Despite her busy schedule at work, she always finds time to extend help to at least one person every day.

"I hate seeing people suffer and that's why I'm so passionate about helping those facing problems," said Nansamba.

"I try helping people in the community during my free time after I have left the office. I do it on my own and it's not part of my job at the church," said Nansamba, who works as a secretary catechism with the Office of Christian Formation at St. Joseph Catholic Church in Abu Dhabi.

She added that being a strong Catholic, helping those with problems is part of her faith. "All I do, I'm seeking rewards from God," said the Ugandan, who's not yet married and stays in Khalidiyah area of Abu Dhabi.

"I had gone through difficult moments when I was young and I know how it feels not having where to sleep and spending days without food. This compels me to help others with whatever I can afford. I contact embassies, police, employers, agents and families, especially when I come across a runaway maid, the ill or those stranded. I help them overcome their problems and at least get a smile on their faces."

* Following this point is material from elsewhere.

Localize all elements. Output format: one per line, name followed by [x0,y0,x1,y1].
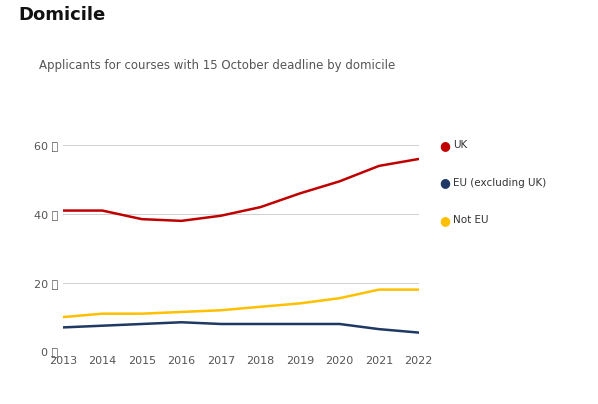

Nansamba, who holds a degree in Business Administration, came to the UAE in 2013 and since then has extended support, especially to women from Kenya, Uganda, Ethiopia, Nigeria and other African countries.
Helped dozens leave the UAE during the amnesty
Coordinating with various African embassies, including Ugandan, Ethiopian, Nigerian, Kenyan and others, and with the help of volunteers, well-wishers, the church and family members of the affected persons, Nansamba helped over 100 women and women with overstay issues to get them out passes and air tickets to get back home.

Citing some of the cases of people she has helped, Nansamba says in 2014, her friends at the church received a call from Nigeria from families of two young Nigerian women who had been brought to UAE by unscrupulous agents after promising them to work in the salon with good pay. "But instead, the poor women were forced into prostitution. When I heard about their case, I went down to the place where they stayed. They were in bad shape, very disappointed and didn't know what to do. I took them to the church and encouraged them to return home. We took them to Eawa shelter in Abu Dhabi, which takes care of human trafficking victims who sheltered them and later helped them go back home."

In a different case, the social worker helped participated in helping a 65-year-old Ugandan national who was battling with diabetes and was stranded in the UAE with overstay fines for years. "I helped process his documents in cooperation with Al Aweer immigration office, bought him air tickets with money from well-wishers and I accompanied him back home," said Nansamba.

She says with financial support from volunteers, the church and families of the affected persons, her major input is comforting women and encouraging them to go back home. She helps them with step-by-step procedures requiring police, immigration and the embassies until they board a flight back home.

The social worker also keeps in touch with the women while back home to see that they are getting on well with their new lives.